Graduate nursing education programs have incorporated evidence-based practice (EBP) into their curricula. The profession, including clinicians, educators, and now students, have moved toward a “critical mass” of nurses with EBP process competency. Because most EBP models are process-oriented, they can be useful in settings other than the clinical environments for which they were designed; the health policy milieu is one of these (Loversidge, 2016a). European countries and Canada have been credited as early adopters, and have been using evidence to inform policy since the turn of the millenium (Dobrow, Goel & Upshur, 2004; Elliott & Popay, 2000; Niessen, Grijseels, & Rutten, 2000) however the U. S. has lagged behind. The health policy arena presents some substantial differences as compared with the clinical environment, requiring EBP model adaptation.

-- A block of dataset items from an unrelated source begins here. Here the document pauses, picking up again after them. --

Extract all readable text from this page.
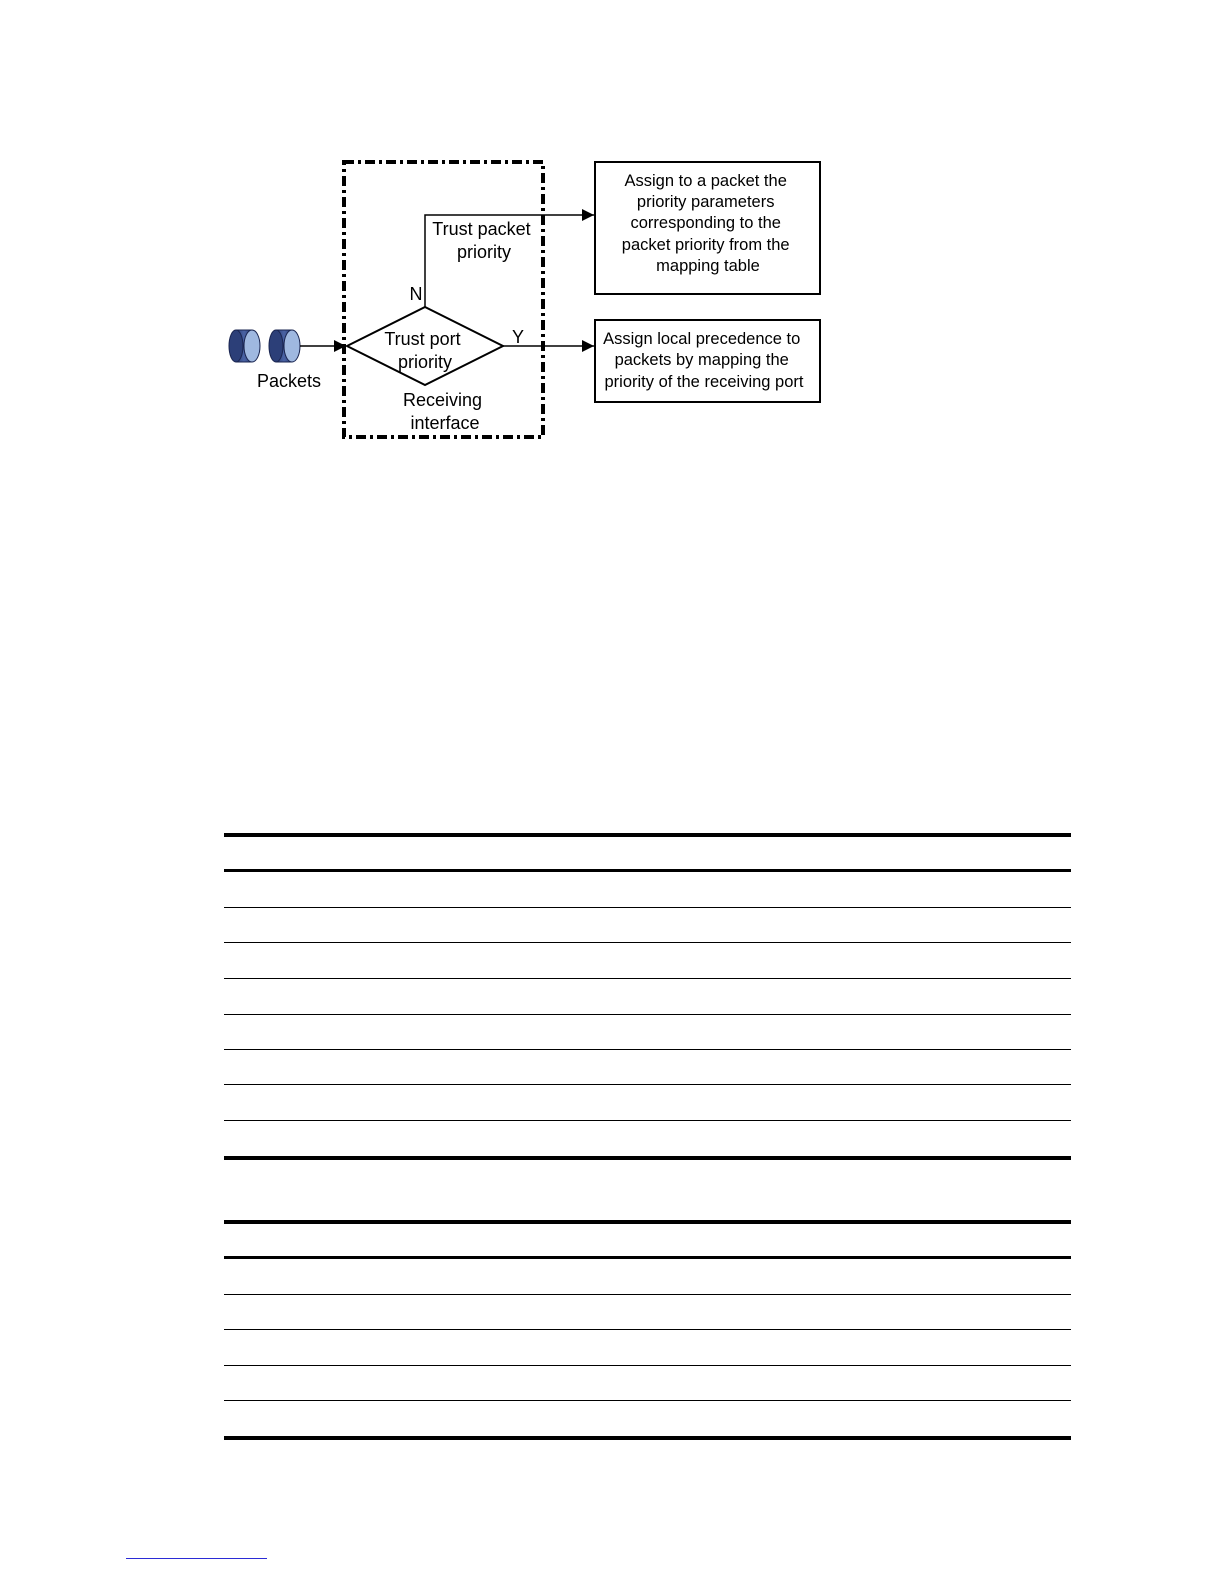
Packets
Receiving interface
Trust port priority
N
Trust packet priority
Y
Assign to a packet the priority parameters corresponding to the packet priority from the mapping table
Assign local precedence to packets by mapping the priority of the receiving port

A fundamental difference is intent – in health policy, the term “evidence-informed” has been coined to acknowledge the limits of the uses of evidence, which is indirect, and to inform or mediate dialogue (Campbell et al., 2009; Morgan, 2010). To adapt EBP to the particular needs of health policy, and in particular, to facilitate its use in nursing education as well as nursing regulation, an Evidence-informed Health Policy (EIHP) model (Loversidge, 2016b) based on the Melnyk and Fineout-Overholt EBP model (Melnyk & Fineout-Overholt, 2015), was developed. The EIHP model, and its use in graduate nursing education pedagogy, is described.
Like EBP, the EIHP model combines three essential components; the best available evidence, issue expertise, and stakeholder values and ethics. The steps of EIHP are similar to the steps of EBP, but are modified to account for the differences in stakeholders, political forces, and settings. Other differences between clinical and health policy settings are accounted for in two major ways. First is the intended outcome; whereas EBP establishes an “evidence base” for a practice change, the hoped-for outcome of the EIHP process is to inform and leverage dialogue toward the best possible health policy agenda and outcomes. Second, the primary purpose of the PICOT question in EBP models is to drive the literature search. While it is also used for this purpose in EIHP, The PICOT is additionally used for retrospective deconstruction of pending or existing policy, permitting an in-depth analysis of the policy’s component parts (Loversidge, 2016b).
Strategies for using the EIHP model in graduate nursing education are described. These include guiding students to use the model’s steps to identify, describe, and fully analyze health policy problems, appropriately search for and synthesize the best available evidence for utilization in dialogue toward policy formation, and consider the myriad of issues, stakeholder perspectives, and political forces that affect policy design, implementation, and evaluation. Special attention is given to the use of the PICOT question as a tool for facilitating students’ in-depth analysis of an existing or pending health policy and search for relevant evidence. Consideration is also given to the three EIHP components in students’ analysis of political forces. The model additionally has utility in faculty mentoring of students engaged in health policy clinical settings. Additional implications, including challenges of teaching EIHP in a health policy core course, and positioning the importance of evidence relative to other policy processes, are addressed.